162話・最終決戦 1
「ざまあみろ」
そう言い残し、シヴァはドラゴンに喰われた。
彼の意識は真紅の魔獣へと進化したドラゴンに宿っている。『異世界人の血を引く者が生きたまま喰われると意識が魔獣に宿る』という特性が最悪の形で実現してしまった。
グゴアアァアアぁアあぁあああああァア!!!!
不安を掻き立てるような咆哮に、近くにいた人達は思わず耳を覆った。
血まみれの口腔内には不揃いの牙が並び、そこに飲み込みきれなかったシヴァの黒い金属鎧の破片がこびり付いている。
それを見て、セルフィーラは顔色を失った。
シヴァの指示に従っただけとはいえ、手を下したのは彼女だ。父親をドラゴンに喰わせ、最悪の魔獣を生み出してしまった事にセルフィーラは愕然としている。
「……お父様、まだやれる?」
「今戦わんでいつ戦うんじゃ」
「ま、それもそうね!」
エニアさんが老体の父親を気遣って声を掛けるが、辺境伯のおじさんは今更引く気はなさそうだ。ここに到着して以来、身体強化を重ね掛けして魔獣や帝国兵、強化人間達とやり合ってきた。幾ら二人が強くても休みなく戦い続けるのはツラいはずだ。
「おい立て。いつまでボンヤリしてるつもりだ」
「……傷心の幼馴染みに冷たくない〜?」
「やかましい。おまえ、本当にあんなのになりたかったのか?」
未だやる気を取り戻せず、広場にへたり込んだままのカルスさんを小突きながら、クロスさんは周りの魔獣を片付けている。
目の前で猛り狂う歪な進化を遂げた禍々しいドラゴンを見て、カルスさんは深く溜め息をついた。
「いや。あんなんじゃ竜のお嬢さんに嫌われちゃう」
「……じゃあ、もう立てるな?」
「うん」
カルスさんは立ち上がり、服に付いた砂埃をぱぱっと払った。そして、剣を構えてクロスさんの隣に並び立つ。その表情にはもう迷いはない。
進化の際にまた回復速度が上がり、ドラゴンの魔獣を繋ぎ止めていた最後の楔が内部から盛り上がる肉に押し出されていく。もう少しで完全に自由に動けるようになってしまう。

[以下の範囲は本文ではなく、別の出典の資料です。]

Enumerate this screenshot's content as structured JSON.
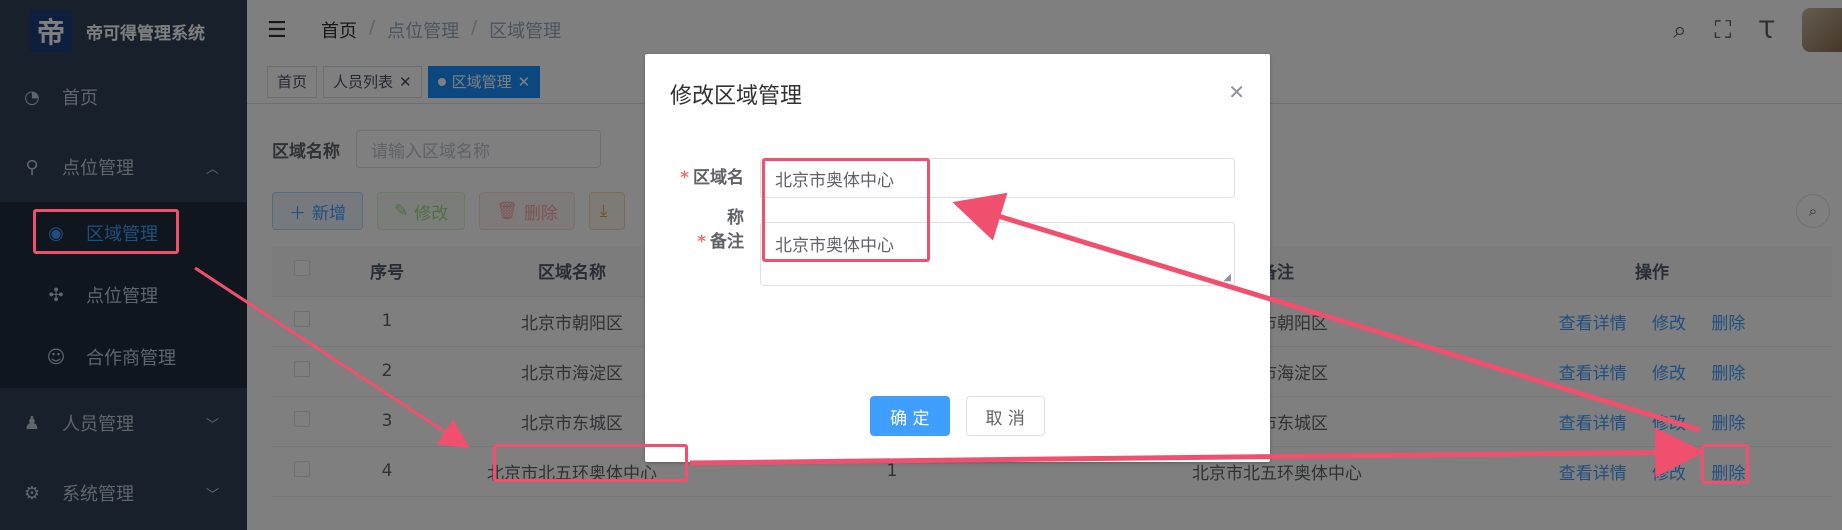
{
  "app": {
    "logo_char": "帝",
    "title": "帝可得管理系统"
  },
  "sidebar": {
    "items": [
      {
        "label": "首页",
        "icon": "dashboard-icon"
      },
      {
        "label": "点位管理",
        "icon": "location-icon",
        "expanded": true,
        "children": [
          {
            "label": "区域管理",
            "icon": "globe-icon",
            "active": true
          },
          {
            "label": "点位管理",
            "icon": "compass-icon"
          },
          {
            "label": "合作商管理",
            "icon": "partner-icon"
          }
        ]
      },
      {
        "label": "人员管理",
        "icon": "people-icon"
      },
      {
        "label": "系统管理",
        "icon": "gear-icon"
      }
    ]
  },
  "navbar": {
    "breadcrumb": [
      "首页",
      "点位管理",
      "区域管理"
    ]
  },
  "tags": [
    {
      "label": "首页"
    },
    {
      "label": "人员列表"
    },
    {
      "label": "区域管理",
      "active": true
    }
  ],
  "search": {
    "label": "区域名称",
    "placeholder": "请输入区域名称"
  },
  "toolbar": {
    "add": "新增",
    "edit": "修改",
    "delete": "删除"
  },
  "table": {
    "headers": [
      "序号",
      "区域名称",
      "备注",
      "操作"
    ],
    "rows": [
      {
        "index": "1",
        "name": "北京市朝阳区",
        "note": "北京市朝阳区"
      },
      {
        "index": "2",
        "name": "北京市海淀区",
        "note": "北京市海淀区"
      },
      {
        "index": "3",
        "name": "北京市东城区",
        "note": "北京市东城区"
      },
      {
        "index": "4",
        "name": "北京市北五环奥体中心",
        "count": "1",
        "note": "北京市北五环奥体中心"
      }
    ],
    "ops": {
      "detail": "查看详情",
      "edit": "修改",
      "delete": "删除"
    }
  },
  "dialog": {
    "title": "修改区域管理",
    "fields": {
      "name_label": "区域名称",
      "name_value": "北京市奥体中心",
      "note_label": "备注",
      "note_value": "北京市奥体中心"
    },
    "confirm": "确 定",
    "cancel": "取 消"
  },
  "colors": {
    "sidebar_bg": "#304156",
    "primary": "#409eff",
    "annotation": "#f0506e"
  }
}
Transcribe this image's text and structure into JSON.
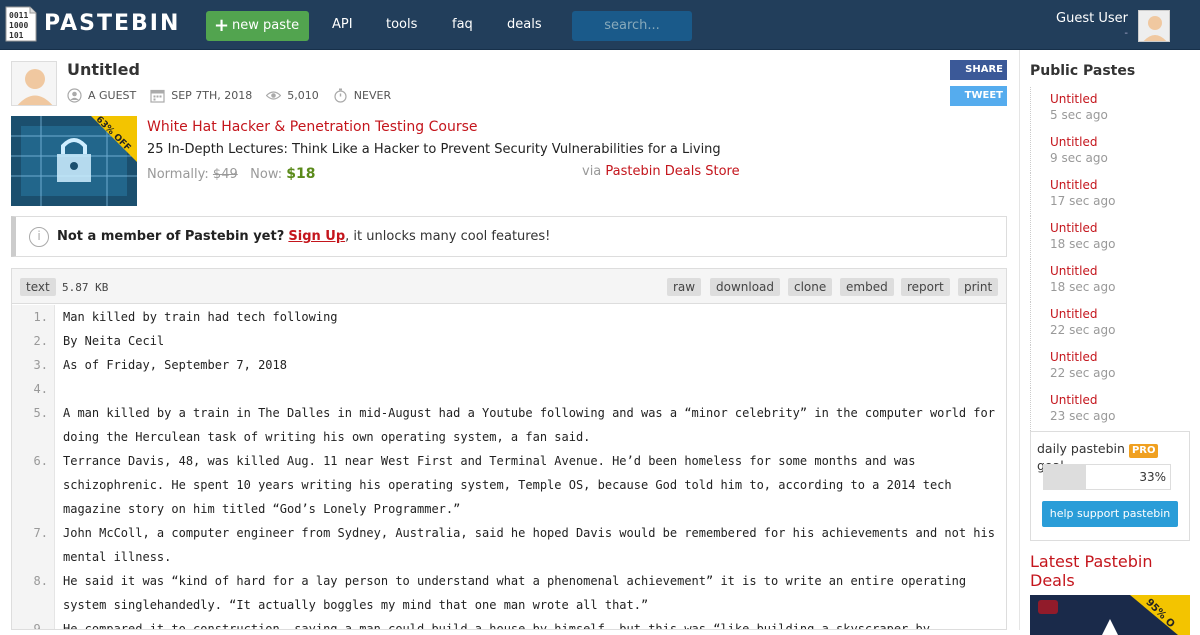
{
  "header": {
    "brand": "PASTEBIN",
    "new_paste": "new paste",
    "nav": [
      "API",
      "tools",
      "faq",
      "deals"
    ],
    "search_placeholder": "search...",
    "user_name": "Guest User",
    "user_sub": "-"
  },
  "paste": {
    "title": "Untitled",
    "author": "A GUEST",
    "date": "SEP 7TH, 2018",
    "views": "5,010",
    "expire": "NEVER",
    "share": "SHARE",
    "tweet": "TWEET"
  },
  "promo": {
    "badge": "63% OFF",
    "title": "White Hat Hacker & Penetration Testing Course",
    "subtitle": "25 In-Depth Lectures: Think Like a Hacker to Prevent Security Vulnerabilities for a Living",
    "normally_label": "Normally:",
    "normally_price": "$49",
    "now_label": "Now:",
    "now_price": "$18",
    "via_label": "via",
    "via_store": "Pastebin Deals Store"
  },
  "notice": {
    "bold": "Not a member of Pastebin yet?",
    "link": "Sign Up",
    "rest": ", it unlocks many cool features!"
  },
  "code": {
    "syntax": "text",
    "size": "5.87 KB",
    "actions": [
      "raw",
      "download",
      "clone",
      "embed",
      "report",
      "print"
    ],
    "lines": [
      {
        "n": "1.",
        "t": "Man killed by train had tech following"
      },
      {
        "n": "2.",
        "t": "By Neita Cecil"
      },
      {
        "n": "3.",
        "t": "As of Friday, September 7, 2018"
      },
      {
        "n": "4.",
        "t": ""
      },
      {
        "n": "5.",
        "t": "A man killed by a train in The Dalles in mid-August had a Youtube following and was a “minor celebrity” in the computer world for doing the Herculean task of writing his own operating system, a fan said."
      },
      {
        "n": "6.",
        "t": "Terrance Davis, 48, was killed Aug. 11 near West First and Terminal Avenue. He’d been homeless for some months and was schizophrenic. He spent 10 years writing his operating system, Temple OS, because God told him to, according to a 2014 tech magazine story on him titled “God’s Lonely Programmer.”"
      },
      {
        "n": "7.",
        "t": "John McColl, a computer engineer from Sydney, Australia, said he hoped Davis would be remembered for his achievements and not his mental illness."
      },
      {
        "n": "8.",
        "t": "He said it was “kind of hard for a lay person to understand what a phenomenal achievement” it is to write an entire operating system singlehandedly. “It actually boggles my mind that one man wrote all that.”"
      },
      {
        "n": "9.",
        "t": "He compared it to construction, saying a man could build a house by himself, but this was “like building a skyscraper by"
      }
    ]
  },
  "sidebar": {
    "heading": "Public Pastes",
    "items": [
      {
        "title": "Untitled",
        "age": "5 sec ago"
      },
      {
        "title": "Untitled",
        "age": "9 sec ago"
      },
      {
        "title": "Untitled",
        "age": "17 sec ago"
      },
      {
        "title": "Untitled",
        "age": "18 sec ago"
      },
      {
        "title": "Untitled",
        "age": "18 sec ago"
      },
      {
        "title": "Untitled",
        "age": "22 sec ago"
      },
      {
        "title": "Untitled",
        "age": "22 sec ago"
      },
      {
        "title": "Untitled",
        "age": "23 sec ago"
      }
    ],
    "goal_prefix": "daily pastebin",
    "goal_pro": "PRO",
    "goal_suffix": "goal",
    "goal_percent": 33,
    "goal_label": "33%",
    "support": "help support pastebin",
    "deals_heading": "Latest Pastebin Deals",
    "deal_badge": "95% O"
  },
  "colors": {
    "topbar": "#223e5b",
    "accent_red": "#c4151c",
    "new_paste_green": "#52a44f",
    "price_green": "#5a8a1a",
    "share_blue": "#3b5998",
    "tweet_blue": "#55acee"
  }
}
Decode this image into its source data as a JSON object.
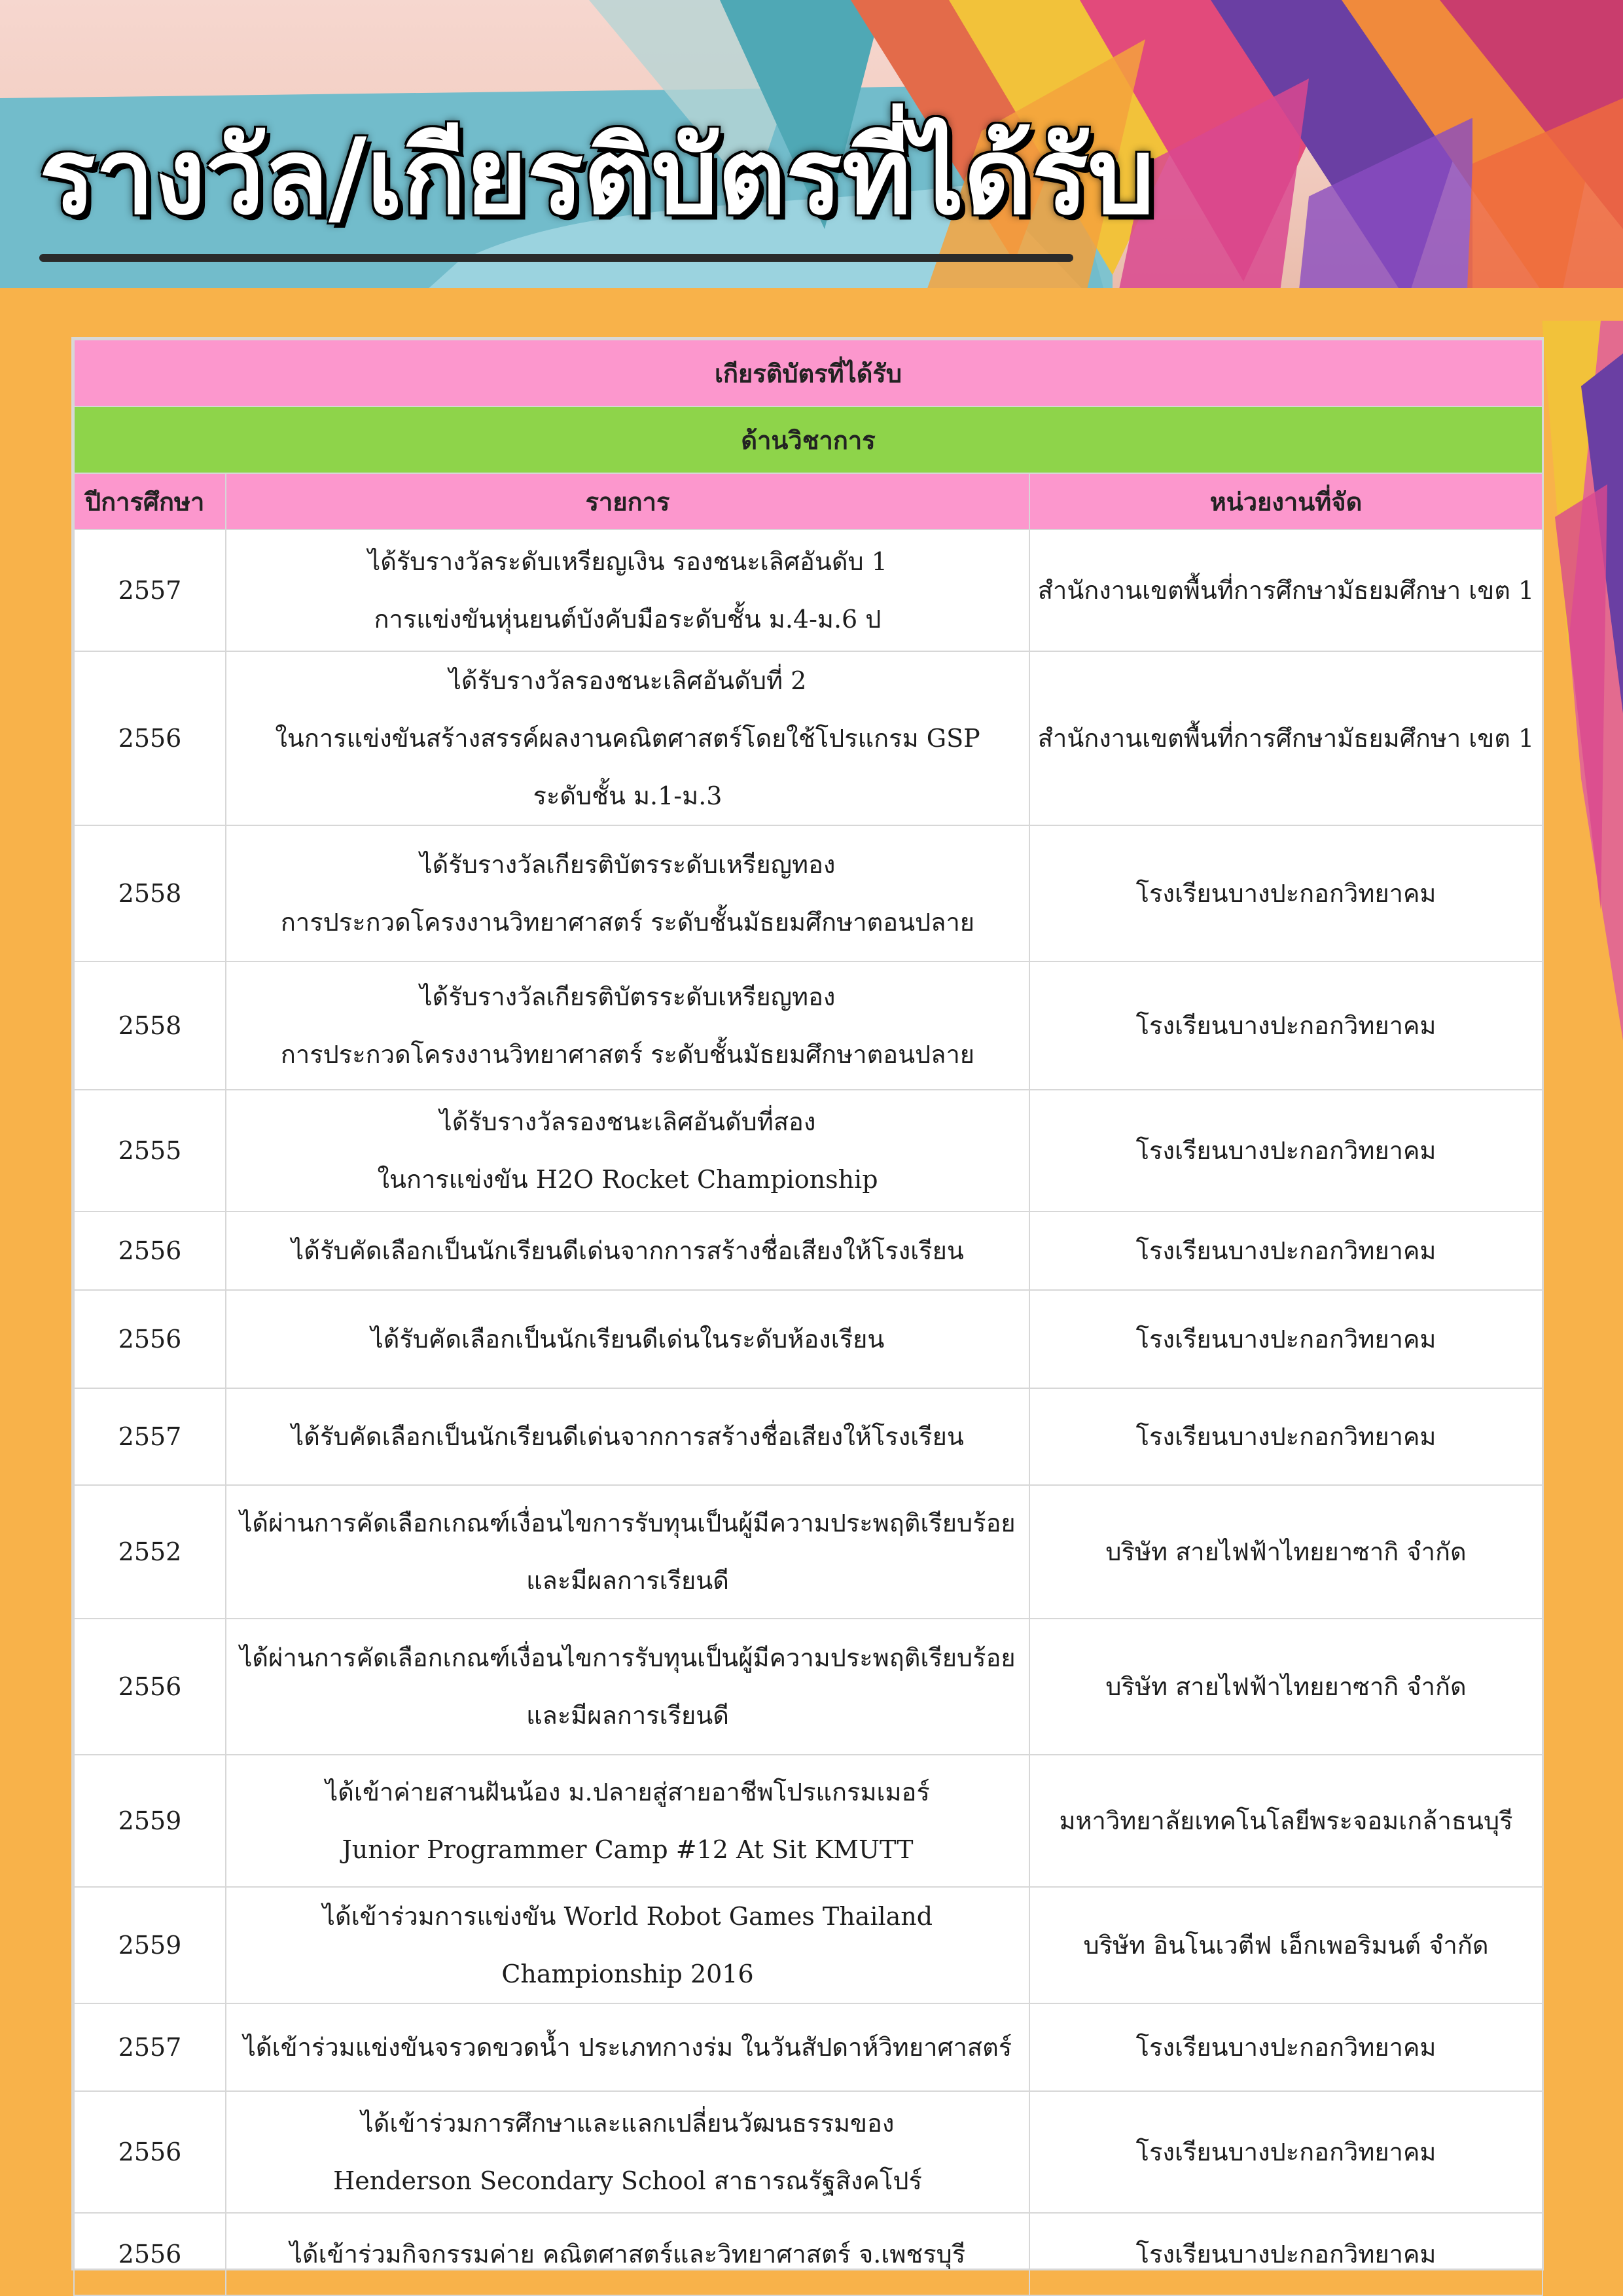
{
  "page_title": "รางวัล/เกียรติบัตรที่ได้รับ",
  "table_title": "เกียรติบัตรที่ได้รับ",
  "section_title": "ด้านวิชาการ",
  "columns": {
    "year": "ปีการศึกษา",
    "item": "รายการ",
    "organizer": "หน่วยงานที่จัด"
  },
  "rows": [
    {
      "year": "2557",
      "lines": [
        "ได้รับรางวัลระดับเหรียญเงิน รองชนะเลิศอันดับ 1",
        "การแข่งขันหุ่นยนต์บังคับมือระดับชั้น ม.4-ม.6 ป"
      ],
      "org": "สำนักงานเขตพื้นที่การศึกษามัธยมศึกษา เขต 1"
    },
    {
      "year": "2556",
      "lines": [
        "ได้รับรางวัลรองชนะเลิศอันดับที่ 2",
        "ในการแข่งขันสร้างสรรค์ผลงานคณิตศาสตร์โดยใช้โปรแกรม GSP",
        "ระดับชั้น ม.1-ม.3"
      ],
      "org": "สำนักงานเขตพื้นที่การศึกษามัธยมศึกษา เขต 1"
    },
    {
      "year": "2558",
      "lines": [
        "ได้รับรางวัลเกียรติบัตรระดับเหรียญทอง",
        "การประกวดโครงงานวิทยาศาสตร์ ระดับชั้นมัธยมศึกษาตอนปลาย"
      ],
      "org": "โรงเรียนบางปะกอกวิทยาคม"
    },
    {
      "year": "2558",
      "lines": [
        "ได้รับรางวัลเกียรติบัตรระดับเหรียญทอง",
        "การประกวดโครงงานวิทยาศาสตร์ ระดับชั้นมัธยมศึกษาตอนปลาย"
      ],
      "org": "โรงเรียนบางปะกอกวิทยาคม"
    },
    {
      "year": "2555",
      "lines": [
        "ได้รับรางวัลรองชนะเลิศอันดับที่สอง",
        "ในการแข่งขัน H2O Rocket Championship"
      ],
      "org": "โรงเรียนบางปะกอกวิทยาคม"
    },
    {
      "year": "2556",
      "lines": [
        "ได้รับคัดเลือกเป็นนักเรียนดีเด่นจากการสร้างชื่อเสียงให้โรงเรียน"
      ],
      "org": "โรงเรียนบางปะกอกวิทยาคม"
    },
    {
      "year": "2556",
      "lines": [
        "ได้รับคัดเลือกเป็นนักเรียนดีเด่นในระดับห้องเรียน"
      ],
      "org": "โรงเรียนบางปะกอกวิทยาคม"
    },
    {
      "year": "2557",
      "lines": [
        "ได้รับคัดเลือกเป็นนักเรียนดีเด่นจากการสร้างชื่อเสียงให้โรงเรียน"
      ],
      "org": "โรงเรียนบางปะกอกวิทยาคม"
    },
    {
      "year": "2552",
      "lines": [
        "ได้ผ่านการคัดเลือกเกณฑ์เงื่อนไขการรับทุนเป็นผู้มีความประพฤติเรียบร้อย",
        "และมีผลการเรียนดี"
      ],
      "org": "บริษัท สายไฟฟ้าไทยยาซากิ จำกัด"
    },
    {
      "year": "2556",
      "lines": [
        "ได้ผ่านการคัดเลือกเกณฑ์เงื่อนไขการรับทุนเป็นผู้มีความประพฤติเรียบร้อย",
        "และมีผลการเรียนดี"
      ],
      "org": "บริษัท สายไฟฟ้าไทยยาซากิ จำกัด"
    },
    {
      "year": "2559",
      "lines": [
        "ได้เข้าค่ายสานฝันน้อง ม.ปลายสู่สายอาชีพโปรแกรมเมอร์",
        "Junior Programmer Camp #12 At Sit KMUTT"
      ],
      "org": "มหาวิทยาลัยเทคโนโลยีพระจอมเกล้าธนบุรี"
    },
    {
      "year": "2559",
      "lines": [
        "ได้เข้าร่วมการแข่งขัน World Robot Games Thailand Championship 2016"
      ],
      "org": "บริษัท อินโนเวตีฟ เอ็กเพอริมนต์ จำกัด"
    },
    {
      "year": "2557",
      "lines": [
        "ได้เข้าร่วมแข่งขันจรวดขวดน้ำ ประเภทกางร่ม ในวันสัปดาห์วิทยาศาสตร์"
      ],
      "org": "โรงเรียนบางปะกอกวิทยาคม"
    },
    {
      "year": "2556",
      "lines": [
        "ได้เข้าร่วมการศึกษาและแลกเปลี่ยนวัฒนธรรมของ",
        "Henderson Secondary School สาธารณรัฐสิงคโปร์"
      ],
      "org": "โรงเรียนบางปะกอกวิทยาคม"
    },
    {
      "year": "2556",
      "lines": [
        "ได้เข้าร่วมกิจกรรมค่าย คณิตศาสตร์และวิทยาศาสตร์ จ.เพชรบุรี"
      ],
      "org": "โรงเรียนบางปะกอกวิทยาคม"
    }
  ]
}
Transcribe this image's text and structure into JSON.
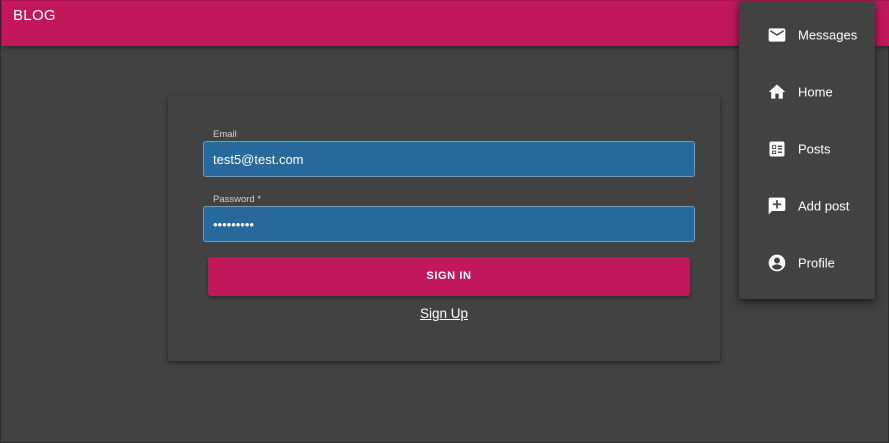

僕達は玉座の間のバルコニーからその様子を見守るしか出来ない。
「あれが空を飛んだら厄介ですね」
「この場で仕留めるしかないだろうな」
いつの間にか隣に来てきたオルニスさんと王様も、ドラゴンの魔獣を見下ろしながら厳しい顔をしている。
もし空を飛べるようになれば、空から強襲して建物ごと押し潰すことも可能だ。それに、遠方のサウロ王国や近隣諸国も危ない。
つまり、今のうちに倒すしかない。
「クロス、カルス、後脚の傷を狙って!」
「「了解!!」」
エニアさんの指示でクロスさんとカルスさんがドラゴンに駆け寄り、楔の抜けかけた傷目掛けて長剣を突き刺した。
当然、これも組織の再生により押し出されていく。だが、完全に抜け落ちる前に次から次へと新たな剣を刺していく。武器を二人に供給し続けているのは、周囲にいる軍務長官直属部隊の隊員達だ。彼らは辺りに落ちている帝国兵の武器を回収している。
クロスさん達が後脚に集中攻撃している間、ドラゴンの意識を逸らす役目をしているのは辺境伯のおじさんとエニアさんだ。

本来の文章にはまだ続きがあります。